Cavity-Born Oppenheimer Approximation for Molecules and Materials via Electric Field Response
John Bonini, Iman Ahmadabadi, Johannes Flick
TL;DR
The paper addresses how to compute vibro-polariton and phonon-polariton spectra for cavity-coupled molecules and 2D insulators from first principles. It introduces a cavity Born-Oppenheimer-based ab initio framework that expresses spectra through standard matter response functions such as the polarizability $\\chi$ and Born effective charges $Z^*$, obtainable from density functional perturbation theory. A linear-response formulation yields a second-order energy expansion in nuclear displacements and cavity displacements, enabling efficient exploration of multiple cavity parameters and enabling interpretation in terms of cavity-free properties. Demonstrations on CO$_2$, Fe(CO)$_5$, BN, and HfS$_2$ show that including $\\chi$ qualitatively reshapes polariton dispersions and IR intensities, and that the approach can incorporate multiple cavity modes to capture richer spectral features, all without redoing electronic-structure calculations for each cavity setting.
Abstract
We present an ab initio method for computing vibro-polariton and phonon-polariton spectra of molecules and solids coupled to the photon modes of optical cavities.
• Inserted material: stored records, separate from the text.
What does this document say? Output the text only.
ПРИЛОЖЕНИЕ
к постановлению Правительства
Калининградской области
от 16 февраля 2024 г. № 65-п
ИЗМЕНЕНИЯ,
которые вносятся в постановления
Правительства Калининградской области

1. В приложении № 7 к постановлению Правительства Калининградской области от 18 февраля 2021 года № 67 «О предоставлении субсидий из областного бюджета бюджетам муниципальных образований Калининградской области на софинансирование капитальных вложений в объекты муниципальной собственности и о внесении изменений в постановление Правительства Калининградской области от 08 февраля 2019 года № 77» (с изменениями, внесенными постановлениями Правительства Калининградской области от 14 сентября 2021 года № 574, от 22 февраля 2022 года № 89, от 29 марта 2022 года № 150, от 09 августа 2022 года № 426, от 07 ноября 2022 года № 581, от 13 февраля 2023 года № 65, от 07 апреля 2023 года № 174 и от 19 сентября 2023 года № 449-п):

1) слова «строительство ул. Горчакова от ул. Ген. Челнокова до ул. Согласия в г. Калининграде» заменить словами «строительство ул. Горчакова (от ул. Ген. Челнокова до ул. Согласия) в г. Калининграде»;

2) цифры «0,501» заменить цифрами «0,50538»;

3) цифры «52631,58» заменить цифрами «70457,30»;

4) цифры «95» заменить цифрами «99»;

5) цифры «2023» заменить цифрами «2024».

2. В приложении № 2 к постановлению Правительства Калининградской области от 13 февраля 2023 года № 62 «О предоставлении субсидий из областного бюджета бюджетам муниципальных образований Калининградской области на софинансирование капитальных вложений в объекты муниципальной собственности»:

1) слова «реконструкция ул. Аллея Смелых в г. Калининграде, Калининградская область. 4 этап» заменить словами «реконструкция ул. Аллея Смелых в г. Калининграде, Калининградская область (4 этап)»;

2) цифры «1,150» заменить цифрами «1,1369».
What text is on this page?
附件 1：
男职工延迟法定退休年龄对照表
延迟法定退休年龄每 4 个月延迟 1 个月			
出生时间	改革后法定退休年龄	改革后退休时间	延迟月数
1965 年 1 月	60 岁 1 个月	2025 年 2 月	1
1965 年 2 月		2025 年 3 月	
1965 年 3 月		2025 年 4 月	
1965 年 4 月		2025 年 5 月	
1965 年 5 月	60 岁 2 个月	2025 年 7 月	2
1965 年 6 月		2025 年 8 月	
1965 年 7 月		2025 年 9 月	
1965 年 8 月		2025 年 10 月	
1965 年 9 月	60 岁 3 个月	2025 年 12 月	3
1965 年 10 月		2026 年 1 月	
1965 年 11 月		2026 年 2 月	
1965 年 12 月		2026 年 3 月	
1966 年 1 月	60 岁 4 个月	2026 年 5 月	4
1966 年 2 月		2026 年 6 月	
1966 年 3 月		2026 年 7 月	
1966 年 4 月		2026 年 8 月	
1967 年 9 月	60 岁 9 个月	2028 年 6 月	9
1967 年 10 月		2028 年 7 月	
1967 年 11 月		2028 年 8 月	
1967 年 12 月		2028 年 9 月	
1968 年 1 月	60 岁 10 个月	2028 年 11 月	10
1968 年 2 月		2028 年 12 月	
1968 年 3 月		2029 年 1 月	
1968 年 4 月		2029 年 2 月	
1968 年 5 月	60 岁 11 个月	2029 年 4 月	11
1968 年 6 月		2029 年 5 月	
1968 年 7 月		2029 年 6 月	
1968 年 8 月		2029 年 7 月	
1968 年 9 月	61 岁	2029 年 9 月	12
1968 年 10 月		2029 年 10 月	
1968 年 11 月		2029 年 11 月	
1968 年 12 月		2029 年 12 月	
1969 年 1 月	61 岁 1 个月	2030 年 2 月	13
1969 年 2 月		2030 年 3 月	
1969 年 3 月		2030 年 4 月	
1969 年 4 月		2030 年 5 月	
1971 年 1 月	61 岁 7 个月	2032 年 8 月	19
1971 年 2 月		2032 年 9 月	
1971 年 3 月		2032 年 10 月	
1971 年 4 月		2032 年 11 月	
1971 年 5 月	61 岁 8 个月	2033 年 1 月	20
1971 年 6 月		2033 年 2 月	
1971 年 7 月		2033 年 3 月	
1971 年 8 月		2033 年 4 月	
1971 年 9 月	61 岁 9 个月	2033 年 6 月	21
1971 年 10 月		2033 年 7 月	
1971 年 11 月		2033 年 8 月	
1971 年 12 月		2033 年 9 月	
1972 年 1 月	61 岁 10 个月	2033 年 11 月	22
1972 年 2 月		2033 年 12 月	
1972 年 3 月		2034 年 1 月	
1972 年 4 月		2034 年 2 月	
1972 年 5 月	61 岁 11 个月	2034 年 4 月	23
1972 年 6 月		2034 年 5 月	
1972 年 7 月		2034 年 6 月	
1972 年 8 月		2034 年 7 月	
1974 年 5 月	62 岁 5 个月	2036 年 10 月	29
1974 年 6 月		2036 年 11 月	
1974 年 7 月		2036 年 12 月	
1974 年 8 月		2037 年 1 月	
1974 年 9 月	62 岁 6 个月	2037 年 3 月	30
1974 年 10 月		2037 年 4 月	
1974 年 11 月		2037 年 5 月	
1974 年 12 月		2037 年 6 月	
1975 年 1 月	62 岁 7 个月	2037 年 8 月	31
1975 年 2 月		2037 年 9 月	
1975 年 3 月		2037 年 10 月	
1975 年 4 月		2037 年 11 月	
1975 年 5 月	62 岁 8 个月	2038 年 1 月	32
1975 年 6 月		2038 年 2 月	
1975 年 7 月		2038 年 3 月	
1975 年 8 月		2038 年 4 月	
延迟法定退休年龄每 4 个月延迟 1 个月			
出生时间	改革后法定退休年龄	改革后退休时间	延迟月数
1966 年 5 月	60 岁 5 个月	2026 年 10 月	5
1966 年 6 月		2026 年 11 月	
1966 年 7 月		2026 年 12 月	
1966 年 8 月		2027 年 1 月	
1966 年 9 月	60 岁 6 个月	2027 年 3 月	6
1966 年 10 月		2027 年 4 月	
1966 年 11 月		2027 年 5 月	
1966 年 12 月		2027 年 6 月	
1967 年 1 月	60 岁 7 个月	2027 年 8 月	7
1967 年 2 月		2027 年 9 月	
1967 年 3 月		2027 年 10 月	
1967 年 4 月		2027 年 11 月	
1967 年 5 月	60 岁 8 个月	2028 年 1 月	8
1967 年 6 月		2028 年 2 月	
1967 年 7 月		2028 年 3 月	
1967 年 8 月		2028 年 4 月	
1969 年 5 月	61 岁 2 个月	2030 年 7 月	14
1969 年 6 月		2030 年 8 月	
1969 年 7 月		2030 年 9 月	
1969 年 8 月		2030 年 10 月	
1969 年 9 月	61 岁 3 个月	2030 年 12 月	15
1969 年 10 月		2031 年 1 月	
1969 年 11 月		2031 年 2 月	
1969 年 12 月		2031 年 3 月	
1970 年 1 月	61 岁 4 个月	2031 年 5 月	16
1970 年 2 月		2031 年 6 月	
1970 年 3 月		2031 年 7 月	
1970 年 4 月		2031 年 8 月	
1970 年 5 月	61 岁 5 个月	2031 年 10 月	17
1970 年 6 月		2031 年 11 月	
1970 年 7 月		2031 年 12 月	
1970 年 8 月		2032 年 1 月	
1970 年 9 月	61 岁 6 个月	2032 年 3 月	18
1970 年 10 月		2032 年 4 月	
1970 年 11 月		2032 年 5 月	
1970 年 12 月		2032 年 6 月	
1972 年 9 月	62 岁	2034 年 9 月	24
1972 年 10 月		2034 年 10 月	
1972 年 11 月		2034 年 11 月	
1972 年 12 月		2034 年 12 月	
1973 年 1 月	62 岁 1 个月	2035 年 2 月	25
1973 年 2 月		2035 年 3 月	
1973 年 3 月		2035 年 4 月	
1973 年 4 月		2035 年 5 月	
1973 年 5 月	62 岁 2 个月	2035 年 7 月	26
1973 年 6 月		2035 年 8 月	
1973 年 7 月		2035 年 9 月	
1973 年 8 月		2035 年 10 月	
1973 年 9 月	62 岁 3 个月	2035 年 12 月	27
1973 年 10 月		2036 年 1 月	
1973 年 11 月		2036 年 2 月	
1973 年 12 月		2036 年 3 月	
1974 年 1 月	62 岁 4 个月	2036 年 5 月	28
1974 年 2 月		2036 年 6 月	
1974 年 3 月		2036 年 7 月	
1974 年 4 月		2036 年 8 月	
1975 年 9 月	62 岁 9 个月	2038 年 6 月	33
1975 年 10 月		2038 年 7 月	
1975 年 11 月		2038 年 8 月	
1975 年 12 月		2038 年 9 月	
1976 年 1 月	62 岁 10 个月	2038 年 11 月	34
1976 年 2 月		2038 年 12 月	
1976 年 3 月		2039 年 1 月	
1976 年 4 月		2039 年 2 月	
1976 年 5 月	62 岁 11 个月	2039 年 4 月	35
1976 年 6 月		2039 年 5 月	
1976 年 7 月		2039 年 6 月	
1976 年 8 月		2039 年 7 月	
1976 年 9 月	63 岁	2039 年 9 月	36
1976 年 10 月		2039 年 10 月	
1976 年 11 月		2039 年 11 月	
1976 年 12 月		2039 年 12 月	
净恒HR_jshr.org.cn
We demonstrate that if interactions of cavity photon modes with both nuclear and electronic degrees of freedom are treated on the level of the cavity Born-Oppenheimer approximation (CBOA), spectra can be expressed in terms of the matter response to electric fields and nuclear displacements which are readily available in standard density functional perturbation theory (DFPT) implementations. In this framework, results over a range of cavity parameters can be obtained without the need for additional electronic structure calculations, enabling efficient calculations on a wide range of parameters. Furthermore, this approach enables results to be more readily interpreted in terms of the more familiar cavity-independent molecular electric field response properties, such as polarizability and Born effective charges which enter into the vibro-polariton calculation. Using corresponding electric field response properties of bulk insulating systems, we are also able to obtain $Γ$ point phonon-polariton spectra of two dimensional (2D) insulators. Results for a selection of cavity-coupled molecular and 2D crystal systems are presented to demonstrate the method.